Why you shouldn’t worship the sun
Doctors warn of dangerous ultraviolet rays, especially in Colorado where high elevations provide less protection from the earth’s atmosphere
Written By Lauren Glendenning
Brought to you by Kaiser Permanente
Physicians are serious about sun protection, especially in a state that sees so many sunny, blue-sky days.
With the lowest elevation in Colorado at roughly 3,300 feet above sea level, and the highest peak standing at 14,440 feet, Colorado residents and visitors are exposed to more harmful ultraviolet (UV) light here because there is less of the earth’s atmosphere blocking the sun’s rays.
Sun exposure is dangerous anywhere in the world, but the consequences are heightened at altitude.
“Long-term sun damage increases the risk of skin cancers and also causes wrinkling and aging of the skin,” said Dr. Jeannine Benson, Internal Medicine Physician and Primary Care Chief at Kaiser Permanente’s Edwards Medical Office.
The dangers of UV radiation
The most common types of skin cancers are squamous cell cancer, basal cell cancer and melanoma, she said.
“There is no guarantee, but ways to try to prevent these skin cancers are by taking effective measures to protect the skin from sun damage, having regular skin screenings and talking with your physician about possible genetic risks for certain skin cancers,” she said. “Self exams are very important, as well — watch for the ABDCEs.”
Benson is referring to melanoma, where asymmetry, border, color, diameter and evolution are things to watch out for when doing a self-exam.
Benign moles, for example, are typically symmetrical, have smooth borders, are all one color, are smaller in diameter and look the same over time, according to the American Academy of Dermatology. Malignant moles might have one half that doesn’t match the other, an irregular border, non-uniform color, a diameter greater than 6 millimeters and changes in size, shape or color, Benson said.
Skin cancers are disproportionately concentrated on the head compared with other parts of the body, according to the Skin Cancer Foundation.
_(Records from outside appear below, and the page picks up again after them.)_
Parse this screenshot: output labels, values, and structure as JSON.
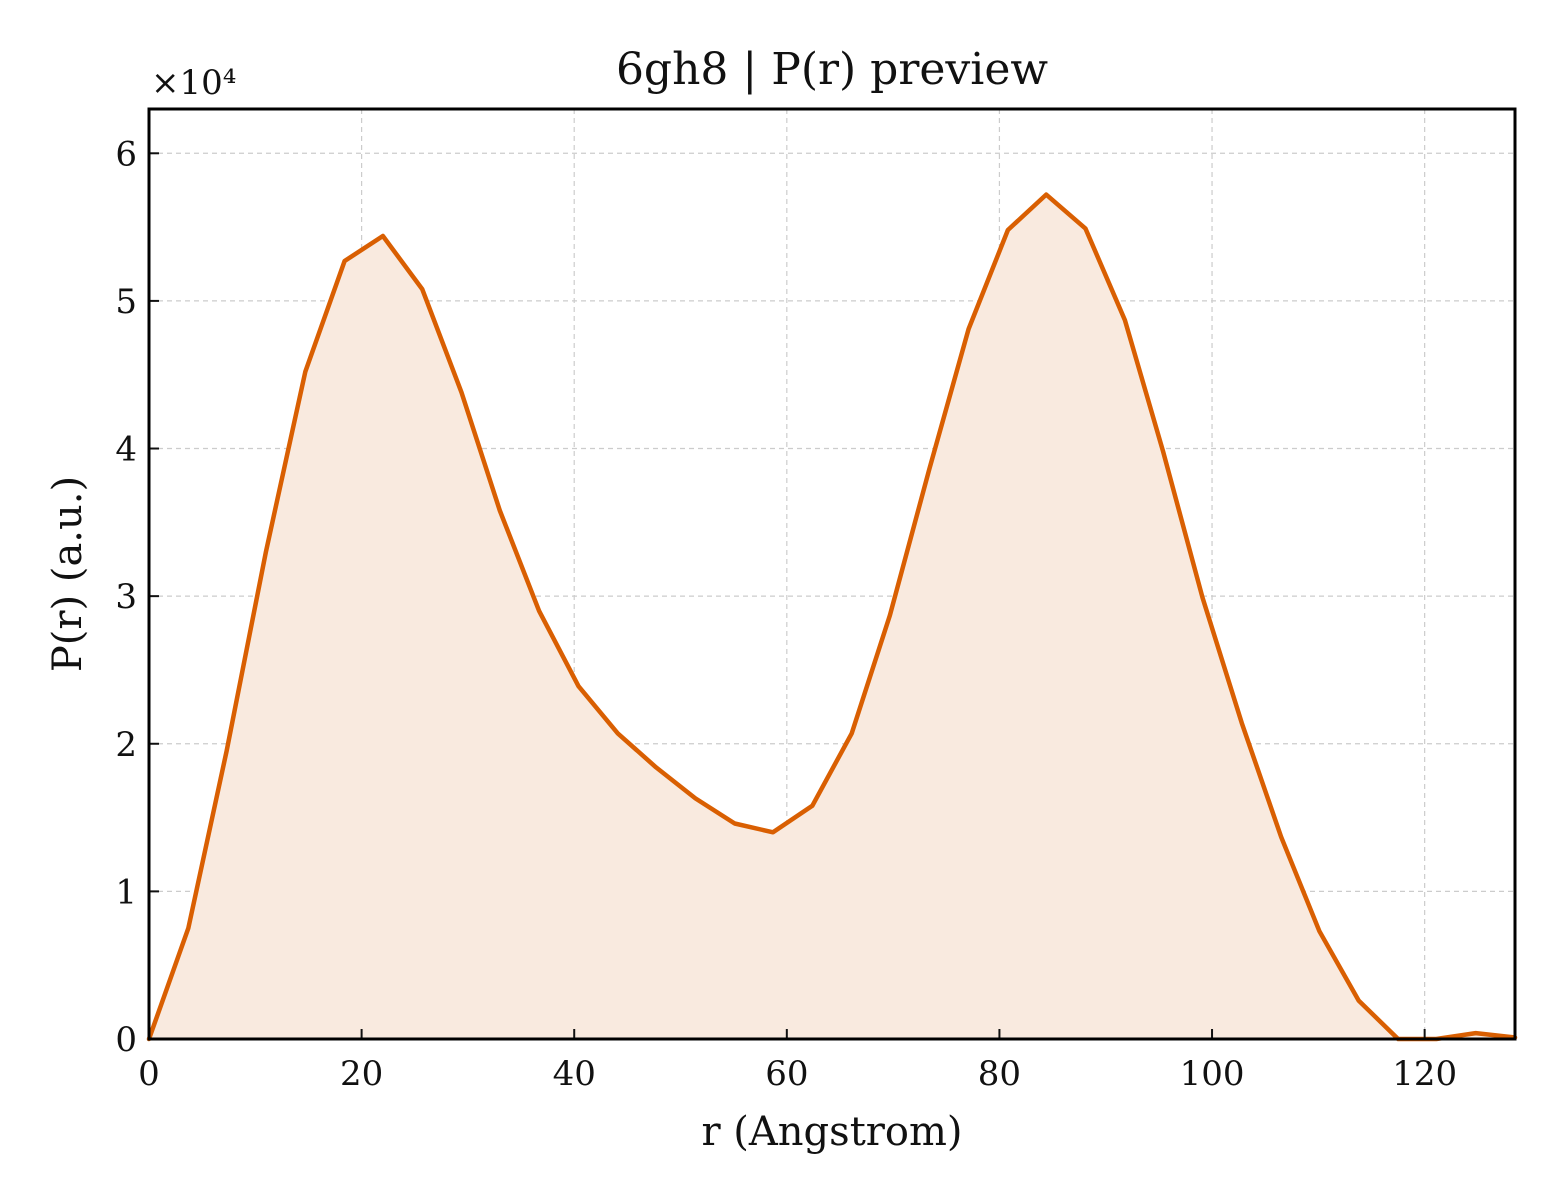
{
  "chart_data": {
    "type": "area",
    "title": "6gh8 | P(r) preview",
    "xlabel": "r (Angstrom)",
    "ylabel": "P(r) (a.u.)",
    "y_multiplier_label": "×10⁴",
    "xlim": [
      0,
      128.5
    ],
    "ylim": [
      0,
      6.3
    ],
    "xticks": [
      0,
      20,
      40,
      60,
      80,
      100,
      120
    ],
    "yticks": [
      0,
      1,
      2,
      3,
      4,
      5,
      6
    ],
    "grid": true,
    "line_color": "#d95f02",
    "fill_color": "#f9eadf",
    "series": [
      {
        "x": [
          0,
          3.7,
          7.3,
          11.0,
          14.7,
          18.4,
          22.0,
          25.7,
          29.4,
          33.0,
          36.7,
          40.4,
          44.1,
          47.7,
          51.4,
          55.1,
          58.7,
          62.4,
          66.1,
          69.7,
          73.4,
          77.1,
          80.8,
          84.4,
          88.1,
          91.8,
          95.4,
          99.1,
          102.8,
          106.5,
          110.1,
          113.8,
          117.5,
          121.1,
          124.8,
          128.5
        ],
        "values": [
          0.0,
          0.75,
          1.95,
          3.3,
          4.52,
          5.27,
          5.44,
          5.08,
          4.38,
          3.58,
          2.9,
          2.39,
          2.07,
          1.84,
          1.63,
          1.46,
          1.4,
          1.58,
          2.07,
          2.87,
          3.86,
          4.81,
          5.48,
          5.72,
          5.49,
          4.87,
          3.98,
          2.99,
          2.14,
          1.37,
          0.73,
          0.26,
          0.0,
          -0.04,
          0.04,
          0.01
        ]
      }
    ]
  }
}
Faces, especially noses, and the ears are particularly at risk. And while hats and umbrellas don’t offer the same level of protection that sunscreen does, these methods do help in minimizing direct exposure to the sun.
Protect your skin
A recent article published in the Journal of the American Academy of Dermatology studied 81 people at a beach in Texas for 3 1/2 hours. One group applied SPF 100 and the other group sat under an umbrella, after which 78 percent of the umbrella group had a sunburn and 25 percent of the sunscreen group had a sunburn.
Benson recommends applying sunscreen 15 to 30 minutes before sun exposure to allow for the protective layer to form on the skin. She said it’s also important to reapply sunscreen at least every two hours, and after every time someone goes into the water.
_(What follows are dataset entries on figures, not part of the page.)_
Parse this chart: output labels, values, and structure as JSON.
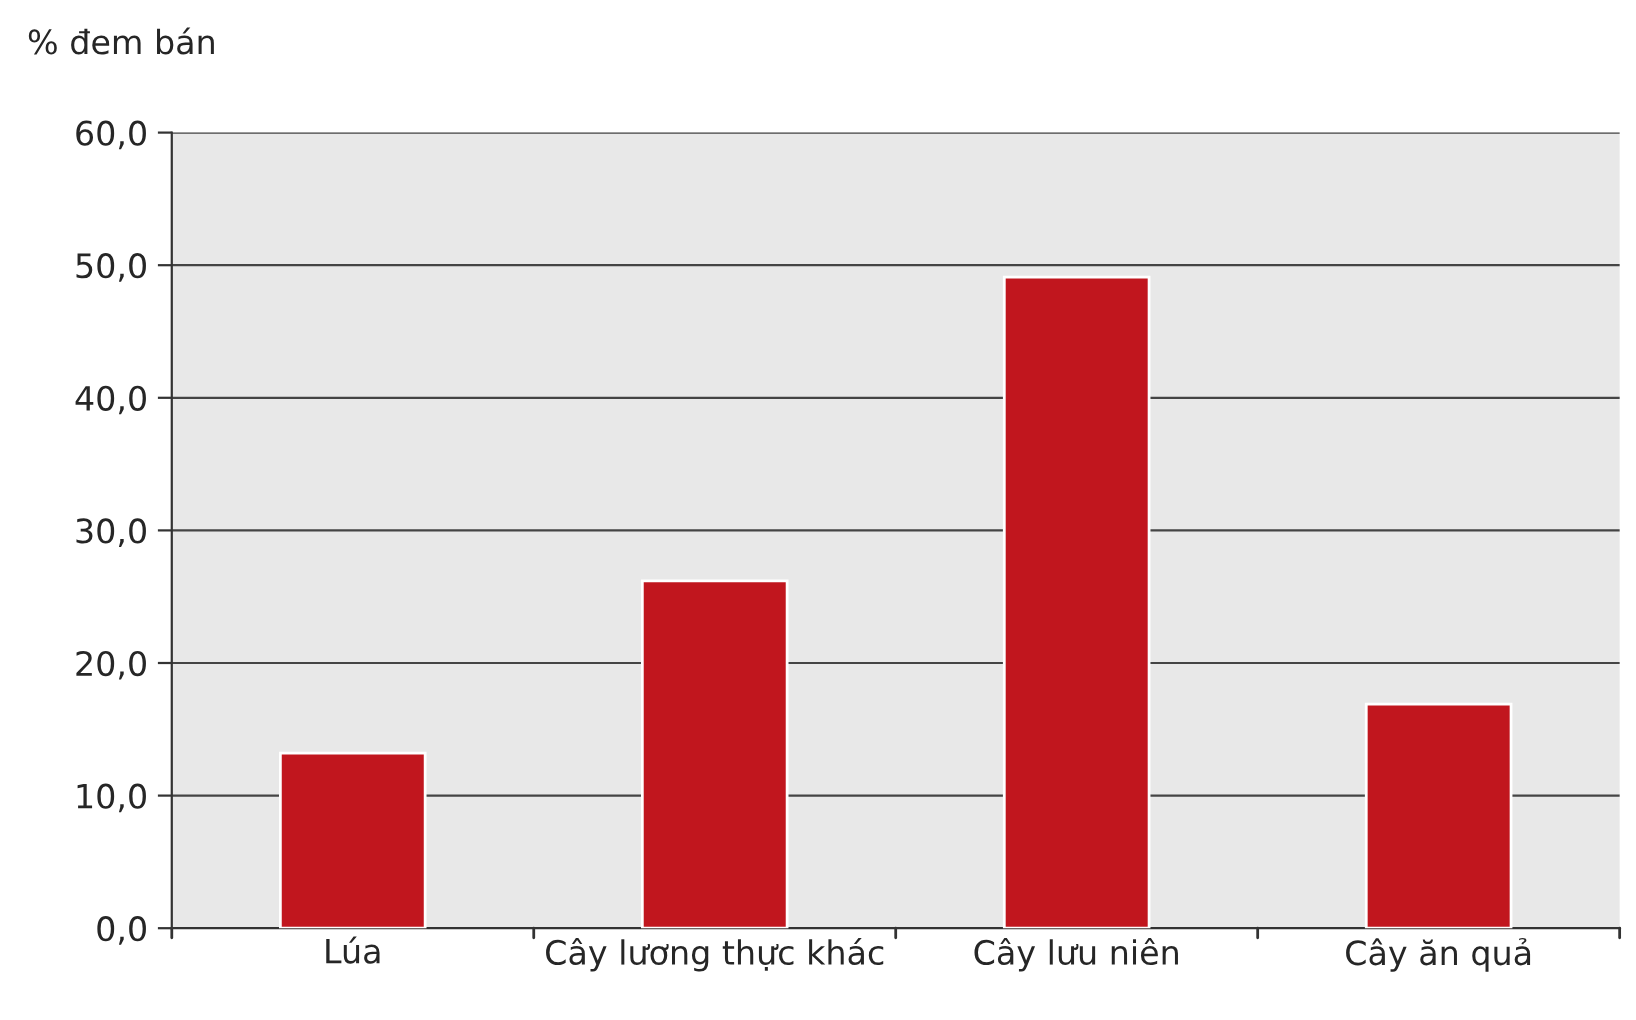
{
  "chart_data": {
    "type": "bar",
    "ylabel": "% đem bán",
    "categories": [
      "Lúa",
      "Cây lương thực khác",
      "Cây lưu niên",
      "Cây ăn quả"
    ],
    "values": [
      13.2,
      26.2,
      49.1,
      16.9
    ],
    "color": "#c1161e",
    "ylim": [
      0,
      60
    ],
    "yticks": [
      {
        "value": 0,
        "label": "0,0"
      },
      {
        "value": 10,
        "label": "10,0"
      },
      {
        "value": 20,
        "label": "20,0"
      },
      {
        "value": 30,
        "label": "30,0"
      },
      {
        "value": 40,
        "label": "40,0"
      },
      {
        "value": 50,
        "label": "50,0"
      },
      {
        "value": 60,
        "label": "60,0"
      }
    ],
    "grid": "y",
    "legend": false
  }
}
“It’s also important to remember that sun burns can still happen when it is cloudy out, so don’t forget the sunscreen,” she said.
Anyone needing vitamin D shouldn’t seek it from sun exposure, either. It’s best obtained through diet or supplements, which Benson said patients should discuss with their primary care physician.
As for tanning beds,, a 2014 study published in the Journal of the American Medical Association found that more than 35 percent of American adults and 55 percent of American college students reported having ever used a tanning bed, with 13 percent of adults and 43 percent of college students admitting to having used one in the past year.
The study concluded that tanning beds contribute to more than 400,000 cases of skin cancer each year, comparatively noting that smoking contributes to about 200,000 cases of lung cancer annually.
Benson’s advice on tanning beds is simple: never use them.